Correlation and Grouped Scatterplots

Processes | Expression | Correlation and Grouped Scatterplots

Correlation and Grouped Scatterplots

The Correlation and Grouped ScatterPlots process computes correlations and scatterplot matrices for expression measurements across groups of arrays. This process also merges annotations for each gene with the measurements to quickly provide information about genes of interest.

What do I need?

Two data sets are required for this process.

The first data set, the Input Data Set, contains all of the numeric data to be analyzed. This data set must be in the tall format where each sample corresponds to one row and each column corresponds to a separate experimental condition or array.

The drosophilaaging.sas7bdat data set, shown below, is a normalized data set derived from the Drosophila Aging experiment described in Sample Case Studies. It has 49 columns and 100 rows corresponding to 49 arrays and 100 individual probes, respectively.

The second data set is the Experimental Design Data Set (EDDS). This required data set tells how the experiment was performed, providing information about the columns in the input data set. Note that one column in the EDDS must be named ColumnName and the values contained in this column must exactly match the column names in the input data set.

The drosophilaaging_exp.sas7bdat EDDS, is shown below. Note that the ColumnName column lists the column names in the input data set. The Array column corresponds to an index variable. Note the variables describing experimental conditions.

A third, optional, data set is the Annotation Data Set. This data set contains information, such as gene identity or chromosomal location, for each of the markers. The annotation data set used in this example, the drosophila_annotation.sas7bdat data set, identifies accession numbers and gene identities. A portion of this data set is illustrated below. This data set is a tall data set; each row corresponds to a different marker.
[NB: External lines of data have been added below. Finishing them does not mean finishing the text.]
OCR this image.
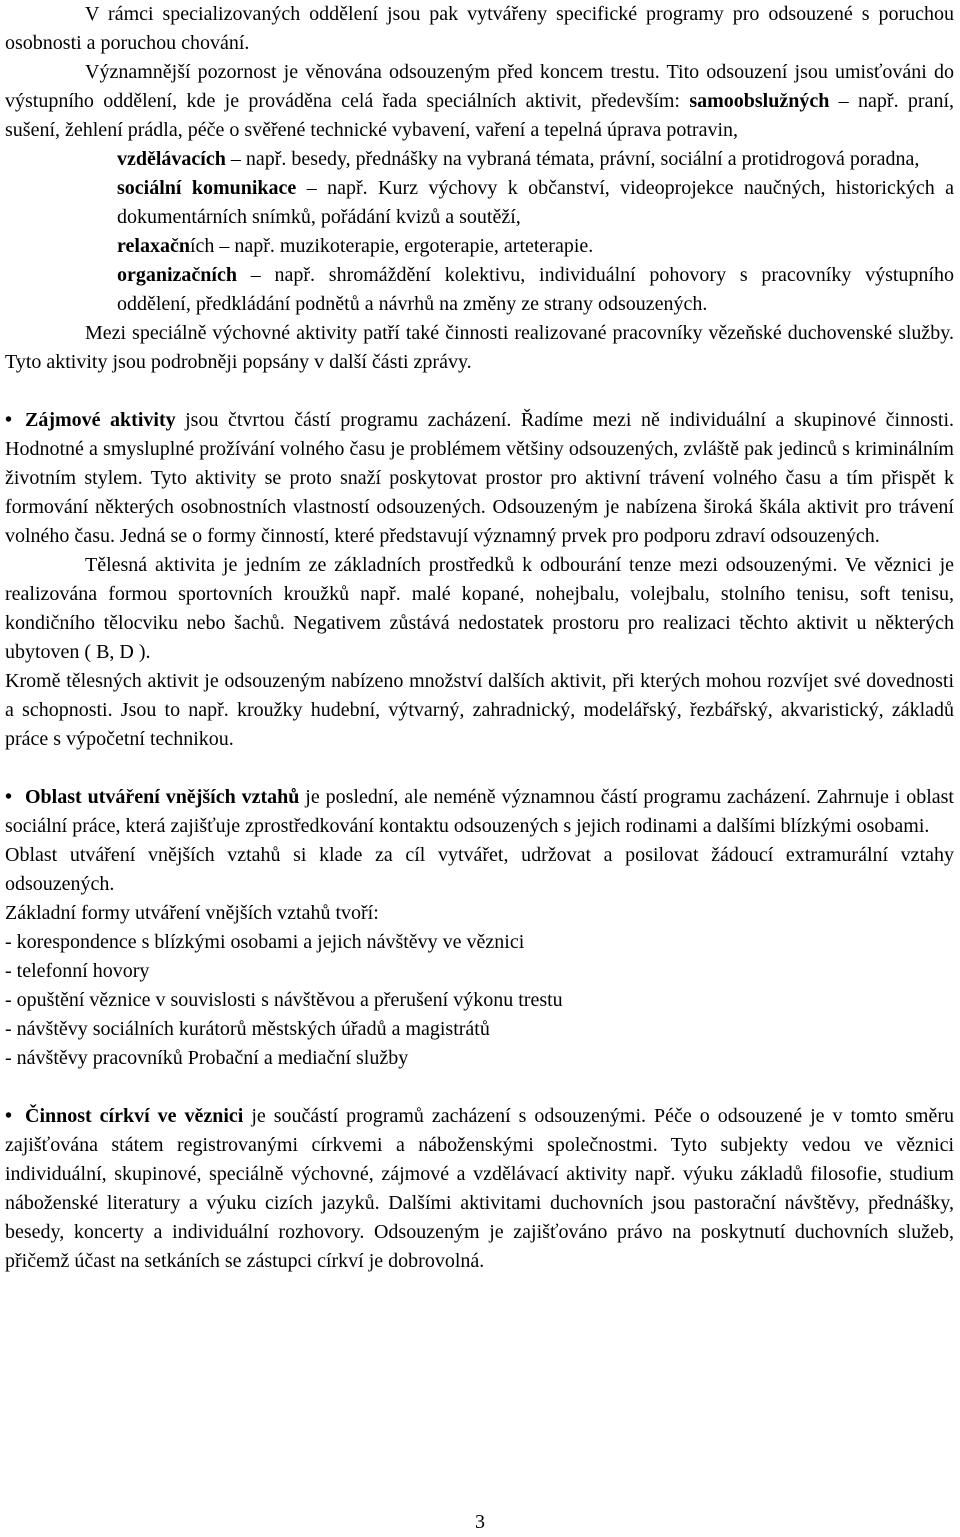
V rámci specializovaných oddělení jsou pak vytvářeny specifické programy pro odsouzené s poruchou osobnosti a poruchou chování.

Významnější pozornost je věnována odsouzeným před koncem trestu. Tito odsouzení jsou umisťováni do výstupního oddělení, kde je prováděna celá řada speciálních aktivit, především: samoobslužných – např. praní, sušení, žehlení prádla, péče o svěřené technické vybavení, vaření a tepelná úprava potravin,

vzdělávacích – např. besedy, přednášky na vybraná témata, právní, sociální a protidrogová poradna,

sociální komunikace – např. Kurz výchovy k občanství, videoprojekce naučných, historických a dokumentárních snímků, pořádání kvizů a soutěží,

relaxačních – např. muzikoterapie, ergoterapie, arteterapie.

organizačních – např. shromáždění kolektivu, individuální pohovory s pracovníky výstupního oddělení, předkládání podnětů a návrhů na změny ze strany odsouzených.

Mezi speciálně výchovné aktivity patří také činnosti realizované pracovníky vězeňské duchovenské služby. Tyto aktivity jsou podrobněji popsány v další části zprávy.

• Zájmové aktivity jsou čtvrtou částí programu zacházení. Řadíme mezi ně individuální a skupinové činnosti. Hodnotné a smysluplné prožívání volného času je problémem většiny odsouzených, zvláště pak jedinců s kriminálním životním stylem. Tyto aktivity se proto snaží poskytovat prostor pro aktivní trávení volného času a tím přispět k formování některých osobnostních vlastností odsouzených. Odsouzeným je nabízena široká škála aktivit pro trávení volného času. Jedná se o formy činností, které představují významný prvek pro podporu zdraví odsouzených.

Tělesná aktivita je jedním ze základních prostředků k odbourání tenze mezi odsouzenými. Ve věznici je realizována formou sportovních kroužků např. malé kopané, nohejbalu, volejbalu, stolního tenisu, soft tenisu, kondičního tělocviku nebo šachů. Negativem zůstává nedostatek prostoru pro realizaci těchto aktivit u některých ubytoven ( B, D ).

Kromě tělesných aktivit je odsouzeným nabízeno množství dalších aktivit, při kterých mohou rozvíjet své dovednosti a schopnosti. Jsou to např. kroužky hudební, výtvarný, zahradnický, modelářský, řezbářský, akvaristický, základů práce s výpočetní technikou.

• Oblast utváření vnějších vztahů je poslední, ale neméně významnou částí programu zacházení. Zahrnuje i oblast sociální práce, která zajišťuje zprostředkování kontaktu odsouzených s jejich rodinami a dalšími blízkými osobami.

Oblast utváření vnějších vztahů si klade za cíl vytvářet, udržovat a posilovat žádoucí extramurální vztahy odsouzených.

Základní formy utváření vnějších vztahů tvoří:

- korespondence s blízkými osobami a jejich návštěvy ve věznici

- telefonní hovory

- opuštění věznice v souvislosti s návštěvou a přerušení výkonu trestu

- návštěvy sociálních kurátorů městských úřadů a magistrátů

- návštěvy pracovníků Probační a mediační služby

• Činnost církví ve věznici je součástí programů zacházení s odsouzenými. Péče o odsouzené je v tomto směru zajišťována státem registrovanými církvemi a náboženskými společnostmi. Tyto subjekty vedou ve věznici individuální, skupinové, speciálně výchovné, zájmové a vzdělávací aktivity např. výuku základů filosofie, studium náboženské literatury a výuku cizích jazyků. Dalšími aktivitami duchovních jsou pastorační návštěvy, přednášky, besedy, koncerty a individuální rozhovory. Odsouzeným je zajišťováno právo na poskytnutí duchovních služeb, přičemž účast na setkáních se zástupci církví je dobrovolná.

3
The drosophilaaging_norm.sas7bdat, drosophilaaging_exp.sas7bdat, and drosophila_annotation.sas7bdat data sets are included in the Sample Data folder.

For detailed information about the files and data sets used or created by JMP Life Sciences software, see Files and Data Sets.

Output/Results

The output generated by this process is summarized in a Tabbed report. Refer to the Correlation and Grouped Scatterplots output documentation for detailed descriptions and guides to interpreting your results.